Tai chi developed in ancient China as a martial art and self-defense system. It is one of the most popular martial arts globally, practiced by millions of people worldwide. It is also one of the most popular forms of physical activity, emphasizing relaxation, meditation, and healing.

While tai chi movements are not as rapid or forceful as other martial arts, they are no less powerful. The goal is to avoid attack and instead counter an enemy’s force to your strategic advantage.

The principles behind tai chi are designed to help you find inner peace and calm. While simultaneously learning how to use your body in a manner that will promote healing. It is based on Taoist philosophy and incorporates elements of Buddhism and Confucianism.

Tai Chi as a form of exercise

Originally used for self-defense, it wasn’t until modern times that tai chi became popularized through movies and publications as a form of physical exercise.

It is a slow, flowing aerobic exercise that employs sets of choreographed, gentle movements to improve strength and balance. The practices are often done in groups, and the low impact exercise is only part of the training. For example, tai chi masters will use meditation and breathing techniques to help people relax their brains and bodies.

Tai chi emphasizes controlled, slow movements that visibly resemble those found by children when they play with imaginary friends or toys.

Movement style and technique

Tai Chi Chuan is considered the most internal of the martial arts because its teachings are designed to train the practitioner to move using their own body’s inner strength instead of relying on brute muscle strength. Practitioners of use slow, controlled “meditation in motion” designed to increase the energy flow through the body.

The goal is to move the body in a way that gives an opponent nothing to grab onto while still letting you maintain control over your movements. These styles are designed to enhance balance, flexibility, strength, endurance, posture control, and overall health.
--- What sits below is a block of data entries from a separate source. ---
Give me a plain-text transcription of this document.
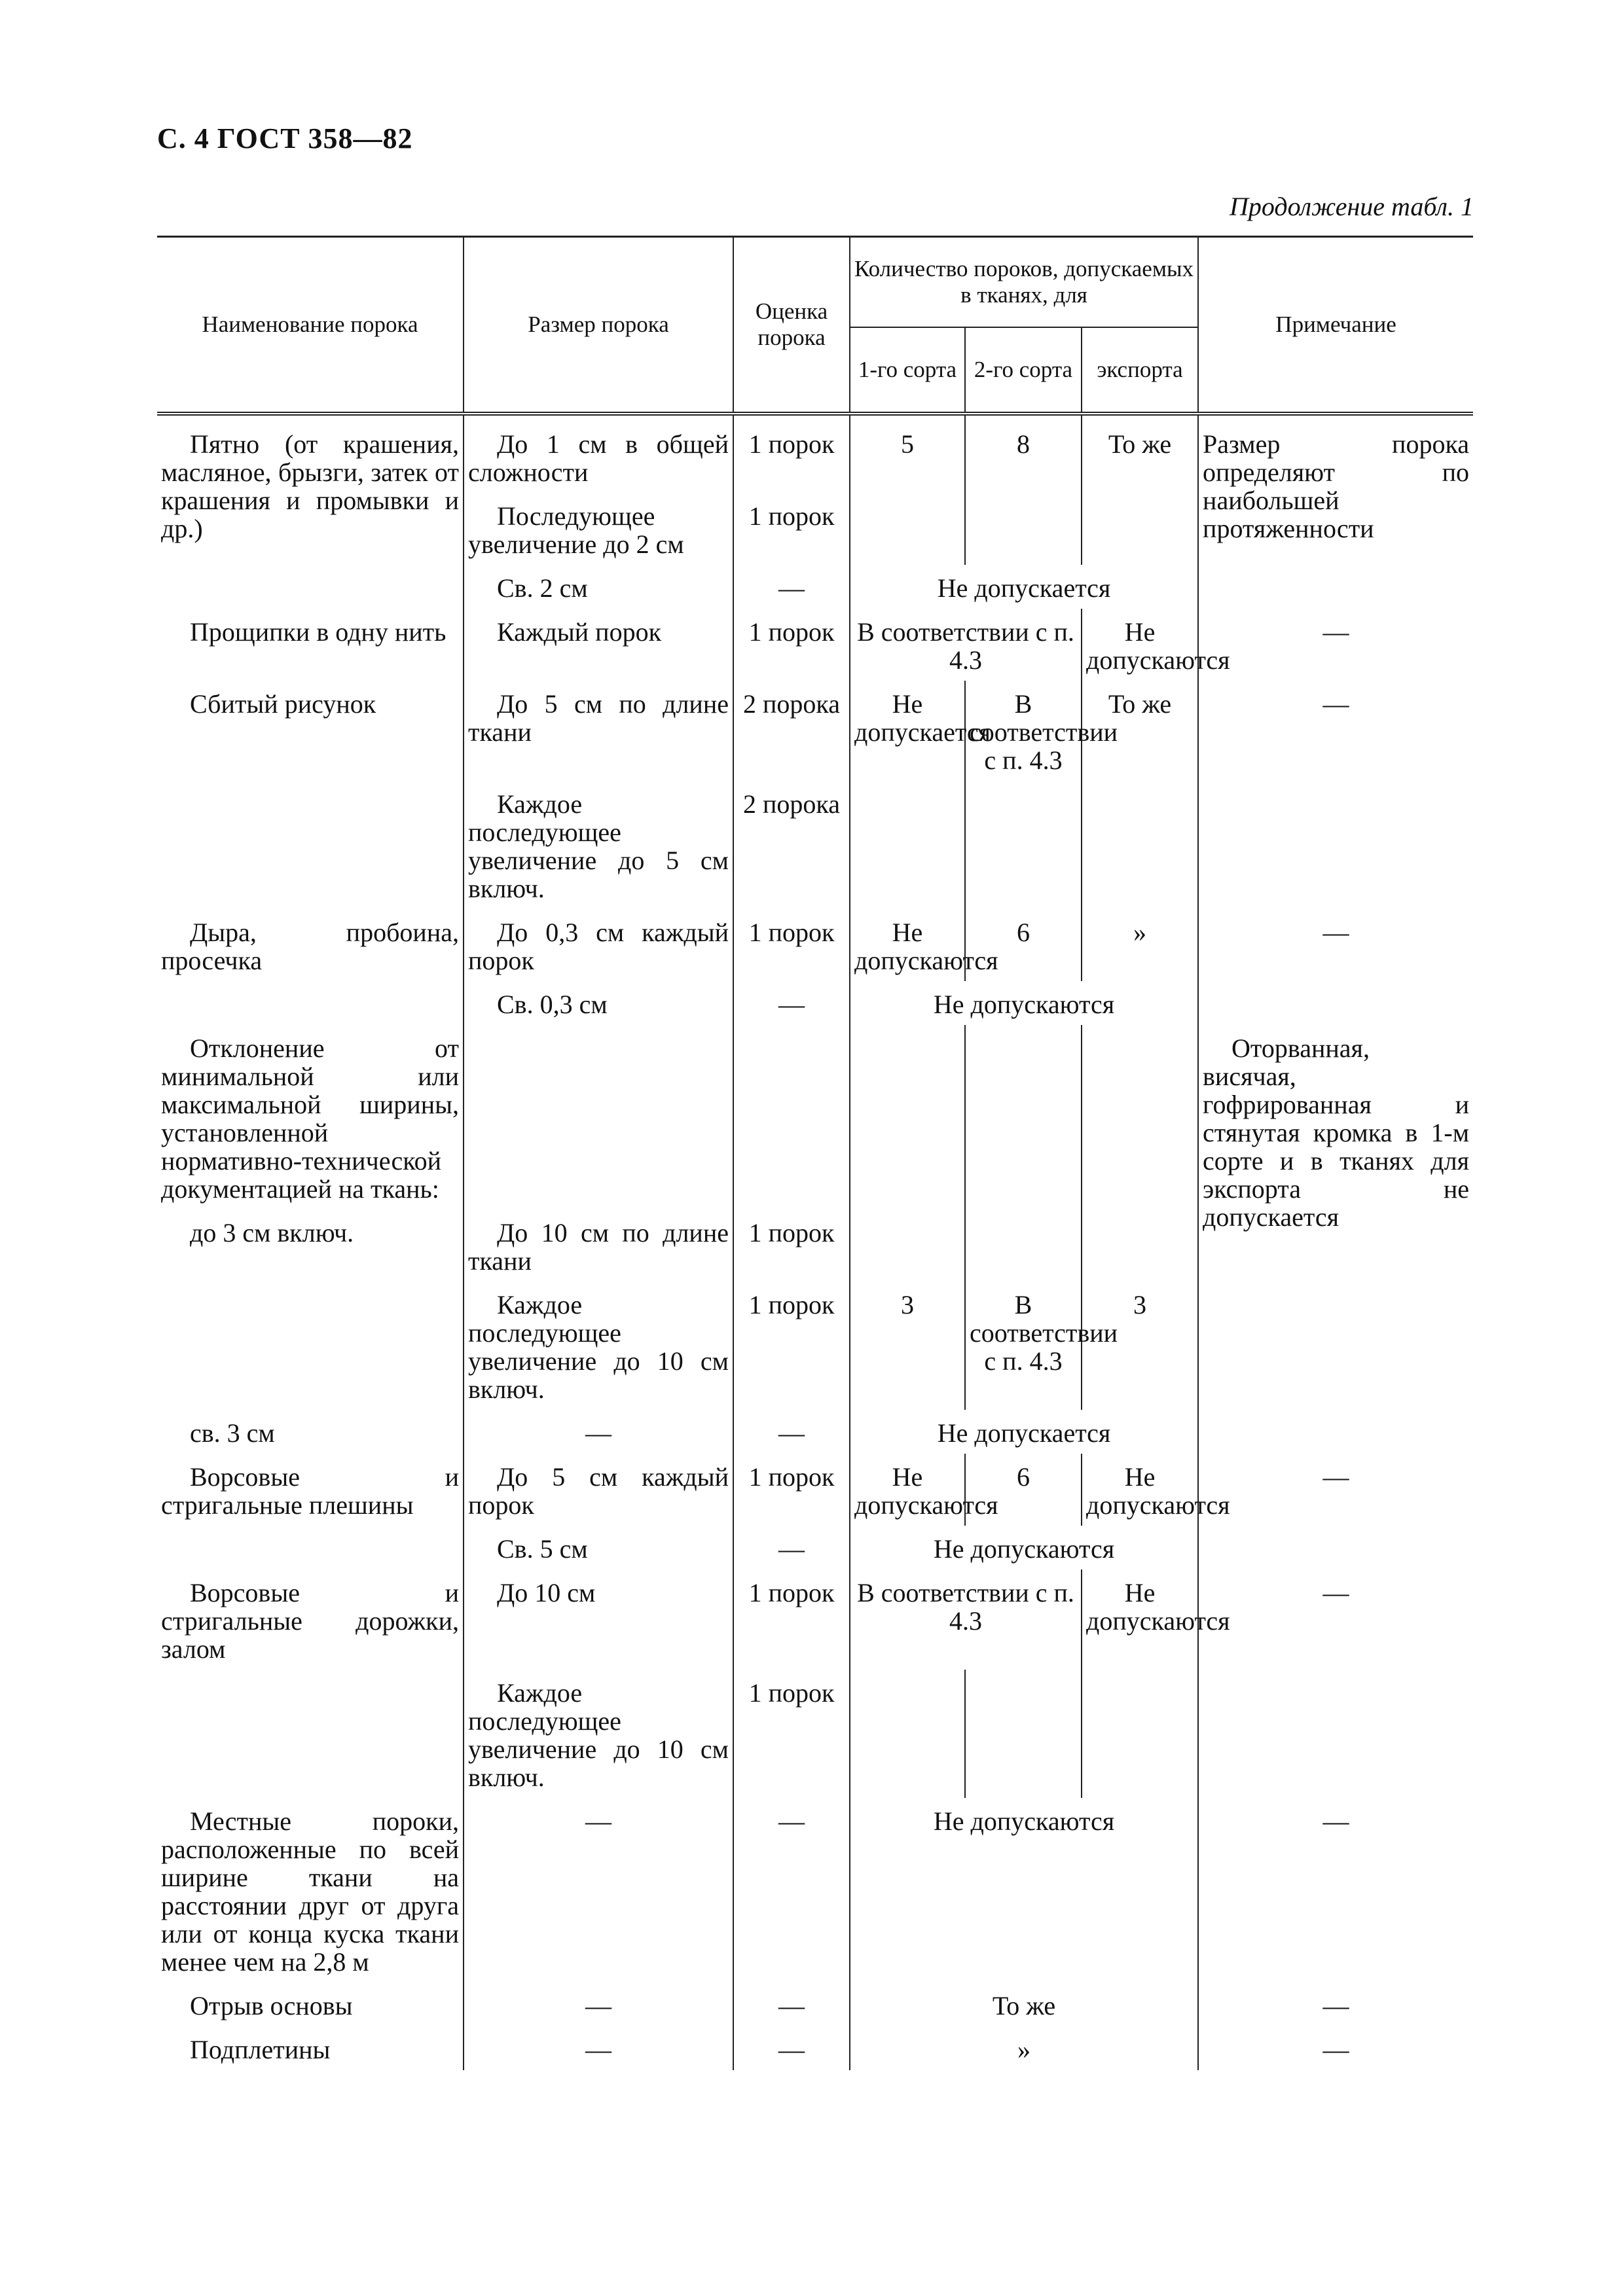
С. 4 ГОСТ 358—82
Продолжение табл. 1
Наименование порока	Размер порока	Оценка порока	Количество пороков, допускаемых в тканях, для			Примечание
			1-го сорта	2-го сорта	экспорта	
Пятно (от крашения, масляное, брызги, затек от крашения и промывки и др.)	До 1 см в общей сложности	1 порок	5	8	То же	Размер порока определяют по наибольшей протяженности
	Последующее увеличение до 2 см	1 порок				
	Св. 2 см	—	Не допускается			
Прощипки в одну нить	Каждый порок	1 порок	В соответствии с п. 4.3		Не допускаются	—
Сбитый рисунок	До 5 см по длине ткани	2 порока	Не допускается	В соответствии с п. 4.3	То же	—
	Каждое последующее увеличение до 5 см включ.	2 порока				
Дыра, пробоина, просечка	До 0,3 см каждый порок	1 порок	Не допускаются	6	»	—
	Св. 0,3 см	—	Не допускаются			
Отклонение от минимальной или максимальной ширины, установленной нормативно-технической документацией на ткань:						Оторванная, висячая, гофрированная и стянутая кромка в 1-м сорте и в тканях для экспорта не допускается
до 3 см включ.	До 10 см по длине ткани	1 порок				
	Каждое последующее увеличение до 10 см включ.	1 порок	3	В соответствии с п. 4.3	3	
св. 3 см	—	—	Не допускается			
Ворсовые и стригальные плешины	До 5 см каждый порок	1 порок	Не допускаются	6	Не допускаются	—
	Св. 5 см	—	Не допускаются			
Ворсовые и стригальные дорожки, залом	До 10 см	1 порок	В соответствии с п. 4.3		Не допускаются	—
	Каждое последующее увеличение до 10 см включ.	1 порок				
Местные пороки, расположенные по всей ширине ткани на расстоянии друг от друга или от конца куска ткани менее чем на 2,8 м	—	—	Не допускаются			—
Отрыв основы	—	—	То же			—
Подплетины	—	—	»			—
All without putting unnecessary stress on joints or ligaments.

And because of the continuous movement, there is an aerobic exercise benefit.

And it is just as easily performed alone in a normal-size room with little space or with others outdoors. You don’t need to travel to a particular studio to practice tai chi; it can be done just about anywhere, at any time.

Quality of life

The tai chi health benefits come from the combination of styles, which focus on awareness and the opening of your body to what is going on around you. The purposeful design helps develop a connection with your mind and body.

According to one study, some of the mental health benefits of tai chi include decreased anxiety and depression and improvements in cognition. While, the results of a clinical trial that followed persons after recent heart failure, demonstrated significantly improved maximum oxygen capacity.

Tai chi helps improve cognitive function by enhancing blood flow to the brain and slowing down aging processes through relaxation techniques.